Immunotherapy for Advanced Cases

When squamous cell carcinoma grows too large for surgery or spreads to lymph nodes or distant organs, immunotherapy becomes the primary treatment. These drugs work by blocking a protein called PD-1 that cancer cells use to hide from the immune system. Once that shield is removed, the body’s own immune cells can recognize and attack the tumor.

The most established immunotherapy for advanced squamous cell carcinoma is cemiplimab, which has been extensively studied in both locally advanced and metastatic disease. Pooled data from phase 1 and phase 2 clinical trials showed an objective response rate of about 46 percent, meaning nearly half of patients saw their tumors shrink significantly. Response rates were similar whether the cancer was locally advanced (44 percent) or had spread to distant sites (45.2 percent). These are meaningful numbers for cancers that were previously very difficult to treat.

Pembrolizumab, another PD-1 blocker originally approved for other cancers, is also used in this setting. For patients whose cancer doesn’t respond to immunotherapy alone, or who stop responding over time, combining immunotherapy with a targeted therapy that blocks a growth signal called EGFR is showing promise. In one trial, adding cetuximab (an EGFR blocker) to pembrolizumab at the time of disease progression restored tumor response in 44 percent of patients.
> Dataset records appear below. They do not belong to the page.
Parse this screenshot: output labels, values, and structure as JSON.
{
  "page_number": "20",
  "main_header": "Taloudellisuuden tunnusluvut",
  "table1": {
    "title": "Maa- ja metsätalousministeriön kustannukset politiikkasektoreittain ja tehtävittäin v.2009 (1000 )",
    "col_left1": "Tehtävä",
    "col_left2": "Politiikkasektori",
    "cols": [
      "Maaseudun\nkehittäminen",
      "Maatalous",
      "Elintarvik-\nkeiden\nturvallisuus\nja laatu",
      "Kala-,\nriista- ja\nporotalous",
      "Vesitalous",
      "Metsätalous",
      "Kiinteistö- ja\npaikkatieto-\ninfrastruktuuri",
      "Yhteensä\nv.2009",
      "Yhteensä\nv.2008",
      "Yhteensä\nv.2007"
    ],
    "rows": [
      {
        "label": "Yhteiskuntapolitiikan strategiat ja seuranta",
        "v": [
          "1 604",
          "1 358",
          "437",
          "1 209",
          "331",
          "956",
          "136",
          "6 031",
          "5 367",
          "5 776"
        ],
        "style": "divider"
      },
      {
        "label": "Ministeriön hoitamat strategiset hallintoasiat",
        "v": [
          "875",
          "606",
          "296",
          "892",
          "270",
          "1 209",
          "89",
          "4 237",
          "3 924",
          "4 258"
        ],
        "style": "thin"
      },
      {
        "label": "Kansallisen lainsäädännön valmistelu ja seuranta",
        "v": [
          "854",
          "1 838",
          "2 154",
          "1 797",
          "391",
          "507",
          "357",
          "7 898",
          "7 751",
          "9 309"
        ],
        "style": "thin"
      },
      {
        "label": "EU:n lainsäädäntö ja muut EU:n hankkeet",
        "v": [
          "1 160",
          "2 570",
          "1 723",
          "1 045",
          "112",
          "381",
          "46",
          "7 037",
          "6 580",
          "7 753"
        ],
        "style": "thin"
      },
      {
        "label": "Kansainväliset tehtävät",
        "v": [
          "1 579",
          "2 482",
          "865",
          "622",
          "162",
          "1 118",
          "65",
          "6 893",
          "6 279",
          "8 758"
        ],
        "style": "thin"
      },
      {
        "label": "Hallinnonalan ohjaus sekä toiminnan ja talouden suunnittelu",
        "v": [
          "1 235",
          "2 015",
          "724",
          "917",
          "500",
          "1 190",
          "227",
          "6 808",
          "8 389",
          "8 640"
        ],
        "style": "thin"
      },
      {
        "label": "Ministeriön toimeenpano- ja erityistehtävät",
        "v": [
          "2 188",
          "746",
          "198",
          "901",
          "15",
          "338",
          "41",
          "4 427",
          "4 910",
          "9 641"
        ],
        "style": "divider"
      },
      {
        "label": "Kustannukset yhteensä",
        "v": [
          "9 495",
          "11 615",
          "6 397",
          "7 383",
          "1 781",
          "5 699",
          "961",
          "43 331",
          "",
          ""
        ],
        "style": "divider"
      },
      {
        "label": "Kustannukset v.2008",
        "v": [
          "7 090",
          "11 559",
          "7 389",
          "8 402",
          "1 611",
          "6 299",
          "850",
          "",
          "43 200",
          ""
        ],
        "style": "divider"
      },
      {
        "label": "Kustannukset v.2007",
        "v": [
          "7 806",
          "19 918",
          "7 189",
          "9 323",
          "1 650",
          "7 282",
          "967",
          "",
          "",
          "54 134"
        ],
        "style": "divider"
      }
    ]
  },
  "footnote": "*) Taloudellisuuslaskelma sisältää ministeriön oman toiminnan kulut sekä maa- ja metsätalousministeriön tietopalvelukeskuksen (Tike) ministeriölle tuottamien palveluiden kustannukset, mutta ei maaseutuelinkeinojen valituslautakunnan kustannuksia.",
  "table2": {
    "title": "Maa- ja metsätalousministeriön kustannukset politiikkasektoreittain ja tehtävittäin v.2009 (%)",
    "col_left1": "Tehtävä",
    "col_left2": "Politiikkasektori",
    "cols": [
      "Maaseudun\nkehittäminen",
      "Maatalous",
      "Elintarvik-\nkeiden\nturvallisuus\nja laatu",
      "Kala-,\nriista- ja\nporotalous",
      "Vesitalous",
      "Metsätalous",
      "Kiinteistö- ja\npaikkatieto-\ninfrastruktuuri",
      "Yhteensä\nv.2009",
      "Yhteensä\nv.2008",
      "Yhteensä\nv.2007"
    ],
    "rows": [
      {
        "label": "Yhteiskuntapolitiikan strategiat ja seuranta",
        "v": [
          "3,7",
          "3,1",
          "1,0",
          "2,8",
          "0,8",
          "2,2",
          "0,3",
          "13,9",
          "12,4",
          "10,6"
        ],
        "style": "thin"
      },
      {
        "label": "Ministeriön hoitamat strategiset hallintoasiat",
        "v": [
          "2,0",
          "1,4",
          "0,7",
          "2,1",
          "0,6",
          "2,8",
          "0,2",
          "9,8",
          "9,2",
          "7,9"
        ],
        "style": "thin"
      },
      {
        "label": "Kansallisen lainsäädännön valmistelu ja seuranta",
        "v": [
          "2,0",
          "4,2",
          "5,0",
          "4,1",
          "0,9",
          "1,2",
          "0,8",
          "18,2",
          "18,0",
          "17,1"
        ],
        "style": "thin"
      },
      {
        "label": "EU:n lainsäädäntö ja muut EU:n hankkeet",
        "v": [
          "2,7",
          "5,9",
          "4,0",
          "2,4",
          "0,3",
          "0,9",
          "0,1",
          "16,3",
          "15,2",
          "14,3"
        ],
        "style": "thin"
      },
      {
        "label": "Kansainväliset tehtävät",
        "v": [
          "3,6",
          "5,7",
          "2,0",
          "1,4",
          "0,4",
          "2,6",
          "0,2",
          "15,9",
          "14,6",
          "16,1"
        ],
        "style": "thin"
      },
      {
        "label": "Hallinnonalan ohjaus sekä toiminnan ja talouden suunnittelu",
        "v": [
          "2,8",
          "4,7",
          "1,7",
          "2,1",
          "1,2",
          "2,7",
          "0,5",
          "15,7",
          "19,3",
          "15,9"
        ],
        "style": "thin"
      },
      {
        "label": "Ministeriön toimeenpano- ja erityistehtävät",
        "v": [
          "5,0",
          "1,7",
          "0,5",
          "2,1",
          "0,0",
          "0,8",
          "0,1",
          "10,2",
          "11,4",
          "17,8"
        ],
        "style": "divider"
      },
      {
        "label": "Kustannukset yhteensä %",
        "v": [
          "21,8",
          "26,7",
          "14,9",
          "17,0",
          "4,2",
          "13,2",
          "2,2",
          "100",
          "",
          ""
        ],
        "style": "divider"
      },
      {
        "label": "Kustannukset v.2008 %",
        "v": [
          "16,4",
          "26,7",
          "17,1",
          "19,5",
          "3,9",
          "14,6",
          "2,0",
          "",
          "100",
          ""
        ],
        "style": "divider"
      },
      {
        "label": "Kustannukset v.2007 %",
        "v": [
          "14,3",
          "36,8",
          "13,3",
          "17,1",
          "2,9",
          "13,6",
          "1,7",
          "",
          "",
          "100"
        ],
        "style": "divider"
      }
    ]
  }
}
A separate randomized trial found this combination significantly improved the time before cancer worsened compared to immunotherapy alone, though it also came with more side effects.

When Cancer Has Spread: What the Numbers Look Like

The vast majority of squamous cell carcinomas are caught before they spread, and the prognosis at that stage is excellent. The five-year survival rate for localized disease is 99 percent. Once the cancer has spread beyond the skin, that number drops below 50 percent. This stark difference is the reason dermatologists emphasize regular skin checks and prompt treatment of suspicious lesions. Catching squamous cell carcinoma while it’s still confined to the skin is overwhelmingly the most important factor in outcomes.

Recovery and Follow-Up After Treatment

Recovery from surgical removal is straightforward for most people. After excision or Mohs surgery, a scab forms over the wound and typically peels away on its own within one to three weeks, depending on the body area treated. Your doctor will give you specific wound care instructions, which usually involve keeping the site clean, applying petroleum jelly, and protecting it from sun exposure while it heals. Larger excisions or those requiring skin flaps or grafts take longer and may involve activity restrictions for a few weeks.

Having one squamous cell carcinoma significantly increases your risk of developing another. Follow-up visits are scheduled at regular intervals, typically every few months for the first couple of years and then less frequently. During these visits, a dermatologist examines the treated site for recurrence and checks the rest of your skin for new cancers. Most recurrences happen within the first two years, making this window the most critical period for monitoring.